Etablir un lien constant en devenant une sorte de référence dans leur vie « immobilière » et pas seulement un syndic « de passage », voilà une happy end !  »  Kristel Casaburi

 

Stéphane Pujol

Commentaires

  1. Masini fév 6, 2012

    Très bien écrit, bravo….

    Le titre résume bien cette profession, malheureusement trop souvent décriée, aussi bien par les copropriétaires que par les pouvoirs publics.

    Ce métier nécessite des compétences dans des domaines divers et variés, énormément de disponibilité, d’heures, et surtout des nerfs d’acier.

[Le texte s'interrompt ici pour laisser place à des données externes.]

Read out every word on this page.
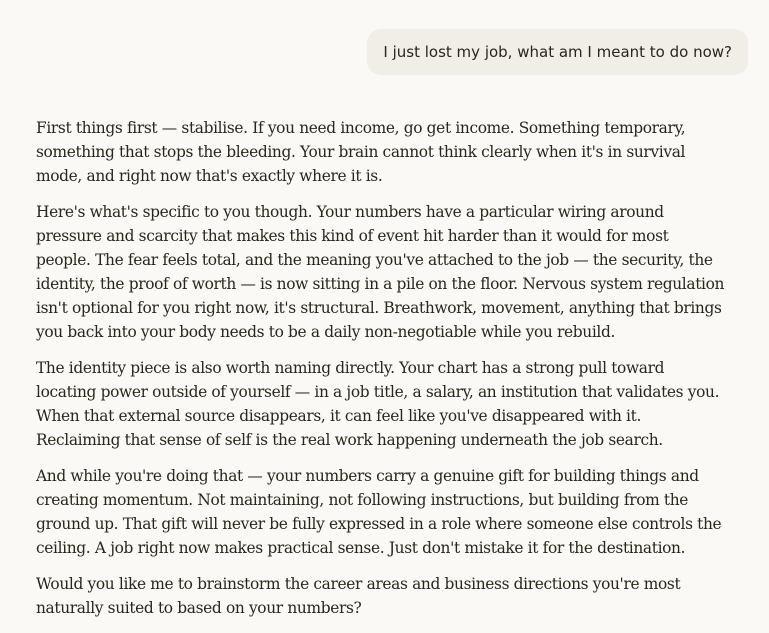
I just lost my job, what am I meant to do now?

First things first — stabilise. If you need income, go get income. Something temporary, something that stops the bleeding. Your brain cannot think clearly when it's in survival mode, and right now that's exactly where it is.

Here's what's specific to you though. Your numbers have a particular wiring around pressure and scarcity that makes this kind of event hit harder than it would for most people. The fear feels total, and the meaning you've attached to the job — the security, the identity, the proof of worth — is now sitting in a pile on the floor. Nervous system regulation isn't optional for you right now, it's structural. Breathwork, movement, anything that brings you back into your body needs to be a daily non-negotiable while you rebuild.

The identity piece is also worth naming directly. Your chart has a strong pull toward locating power outside of yourself — in a job title, a salary, an institution that validates you. When that external source disappears, it can feel like you've disappeared with it. Reclaiming that sense of self is the real work happening underneath the job search.

And while you're doing that — your numbers carry a genuine gift for building things and creating momentum. Not maintaining, not following instructions, but building from the ground up. That gift will never be fully expressed in a role where someone else controls the ceiling. A job right now makes practical sense. Just don't mistake it for the destination.

Would you like me to brainstorm the career areas and business directions you're most naturally suited to based on your numbers?
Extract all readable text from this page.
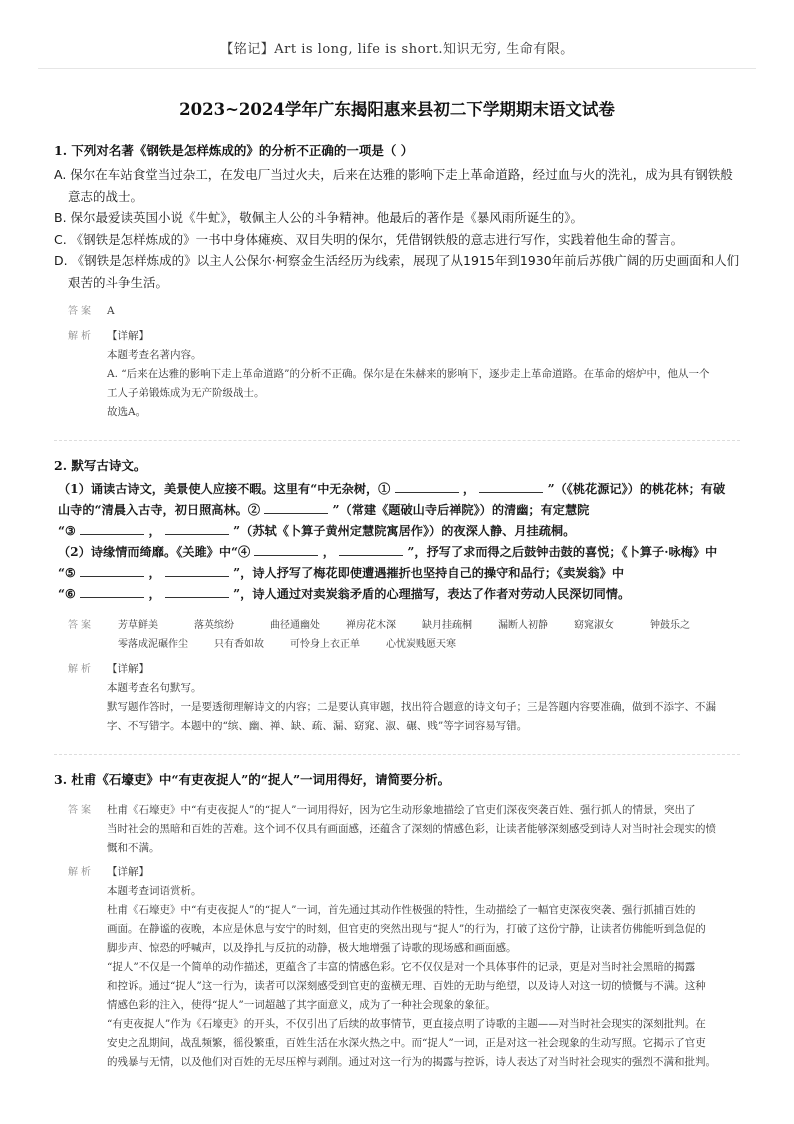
【铭记】Art is long, life is short.知识无穷, 生命有限。
2023~2024学年广东揭阳惠来县初二下学期期末语文试卷
1. 下列对名著《钢铁是怎样炼成的》的分析不正确的一项是（ ）
A. 保尔在车站食堂当过杂工，在发电厂当过火夫，后来在达雅的影响下走上革命道路，经过血与火的洗礼，成为具有钢铁般意志的战士。
B. 保尔最爱读英国小说《牛虻》，敬佩主人公的斗争精神。他最后的著作是《暴风雨所诞生的》。
C. 《钢铁是怎样炼成的》一书中身体瘫痪、双目失明的保尔，凭借钢铁般的意志进行写作，实践着他生命的誓言。
D. 《钢铁是怎样炼成的》以主人公保尔·柯察金生活经历为线索，展现了从1915年到1930年前后苏俄广阔的历史画面和人们艰苦的斗争生活。
答案 A
解析 【详解】

本题考查名著内容。

A. “后来在达雅的影响下走上革命道路”的分析不正确。保尔是在朱赫来的影响下，逐步走上革命道路。在革命的熔炉中，他从一个

工人子弟锻炼成为无产阶级战士。

故选A。

2. 默写古诗文。
（1）诵读古诗文，美景使人应接不暇。这里有“中无杂树，①	，	”（《桃花源记》）的桃花林；有破
山寺的“清晨入古寺，初日照高林。②	”（常建《题破山寺后禅院》）的清幽；有定慧院
“③	，	”（苏轼《卜算子黄州定慧院寓居作》）的夜深人静、月挂疏桐。
（2）诗缘情而绮靡。《关雎》中“④	，	”，抒写了求而得之后鼓钟击鼓的喜悦；《卜算子·咏梅》中
“⑤	，	”，诗人抒写了梅花即使遭遇摧折也坚持自己的操守和品行；《卖炭翁》中
“⑥	，	”，诗人通过对卖炭翁矛盾的心理描写，表达了作者对劳动人民深切同情。
答案 芳草鲜美	落英缤纷	曲径通幽处	禅房花木深	缺月挂疏桐	漏断人初静	窈窕淑女	钟鼓乐之
零落成泥碾作尘	只有香如故	可怜身上衣正单	心忧炭贱愿天寒
解析 【详解】

本题考查名句默写。

默写题作答时，一是要透彻理解诗文的内容；二是要认真审题，找出符合题意的诗文句子；三是答题内容要准确，做到不添字、不漏

字、不写错字。本题中的“缤、幽、禅、缺、疏、漏、窈窕、淑、碾、贱”等字词容易写错。

3. 杜甫《石壕吏》中“有吏夜捉人”的“捉人”一词用得好，请简要分析。
答案 杜甫《石壕吏》中“有吏夜捉人”的“捉人”一词用得好，因为它生动形象地描绘了官吏们深夜突袭百姓、强行抓人的情景，突出了

当时社会的黑暗和百姓的苦难。这个词不仅具有画面感，还蕴含了深刻的情感色彩，让读者能够深刻感受到诗人对当时社会现实的愤

慨和不满。

解析 【详解】

本题考查词语赏析。

杜甫《石壕吏》中“有吏夜捉人”的“捉人”一词，首先通过其动作性极强的特性，生动描绘了一幅官吏深夜突袭、强行抓捕百姓的

画面。在静谧的夜晚，本应是休息与安宁的时刻，但官吏的突然出现与“捉人”的行为，打破了这份宁静，让读者仿佛能听到急促的

脚步声、惊恐的呼喊声，以及挣扎与反抗的动静，极大地增强了诗歌的现场感和画面感。

“捉人”不仅是一个简单的动作描述，更蕴含了丰富的情感色彩。它不仅仅是对一个具体事件的记录，更是对当时社会黑暗的揭露

和控诉。通过“捉人”这一行为，读者可以深刻感受到官吏的蛮横无理、百姓的无助与绝望，以及诗人对这一切的愤慨与不满。这种

情感色彩的注入，使得“捉人”一词超越了其字面意义，成为了一种社会现象的象征。

“有吏夜捉人”作为《石壕吏》的开头，不仅引出了后续的故事情节，更直接点明了诗歌的主题——对当时社会现实的深刻批判。在

安史之乱期间，战乱频繁，徭役繁重，百姓生活在水深火热之中。而“捉人”一词，正是对这一社会现象的生动写照。它揭示了官吏

的残暴与无情，以及他们对百姓的无尽压榨与剥削。通过对这一行为的揭露与控诉，诗人表达了对当时社会现实的强烈不满和批判。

    Bref, nous pourrions dire : « Syndic: héros malgré tout!! »

    Bon courage à tous

  2. DESIR fév 18, 2012

    Bonjour,
    En tant que syndic professionnel depuis près de 20 ans, l’analyse que vous avez faite me semble pertinente.
    Le syndic de copropriété se doit d’avoir toutes les qualités évoquées dans l’article et dans les commentaires qui ont suivis avec la priorité pour l’une d’elle: la Lucidité consistant à ne pas oublier que nous sommes des professionnels à qui on fait appel malheureusement quand les choses ne vont pas comme souhaitent nos mandants.
    Aussi nous ne sommes ni des héros ni des zéros, juste des professionnels et devons être fiers de l’être.
    Bien à vous.

    Jean-Pierre DESIR
    http://www.syndicpro.fr

    • StephanePujol fév 18, 2012

      Vous avez raison, nous devons travailler notre professionnalisme pour sortir des clichés dont nous sommes affublés. La difficulté est comment??? car nos fédérations n’ont pas les moyens de prendre des mesures, les associations de consommateur tirent nos tarifs vers le bas et les politiques font souvent du clientélisme selon les lobby du moment…

  3. DESIR fév 18, 2012

    Pour ma part je suis un fervent partisan de la création d’un Conseil de l’Ordre des Syndics de Copropriétés à l’instar des professions telles les experts comptables, les avocats.
    Que je sache ces professions organisées de la sorte qui assurent un contrôle d’accès de la profession, des formations continues, un contrôle disciplinaire ne sont pas décriées comme l’est notre profession.
    Pourquoi ne pas appliquer pour notre métier les méthodes qui marchent pour ces autres activités aussi dignes que la nôtre.
    Qu’ en pensez vous?

    • StephanePujol fév 19, 2012

      Je partage votre avis sur la création d’un ordre qui permettra de contrôler réguler et sanctionner. Mais cela ne sera pas suffisant car pour moi la principale difficulté est la complexité de notre métier qui nécessite une très forte compétence et une grande disponibilité alors que les honoraires ne sont pas en rapport avec le travail nécessaire.

  4. DESIR fév 19, 2012

    La création de l’Ordre des Syndics de copropriétés ne permettra pas seulement de contrôler, réguler et sanctionner la profession mais également de mettre en oeuvre les conditions d’accès à la profession qui effectivement vu sa complexité ne peut souffrir d’amateurisme.
    La crédibilité de notre profession et son image positive auprès de nos mandants passe par un professionnalisme sans faiile que seul je le crois ce Conseil de l’Ordre peut permettre.
    Gagnons en crédibilité et les honoraires devraient suivre.
    Que je sache, les avocats et les experts comptables arrivent à percevoir des honoraires dignes de ce nom sans que les associations de consommateurs ou autres organismes de la sorte trouvent à redire.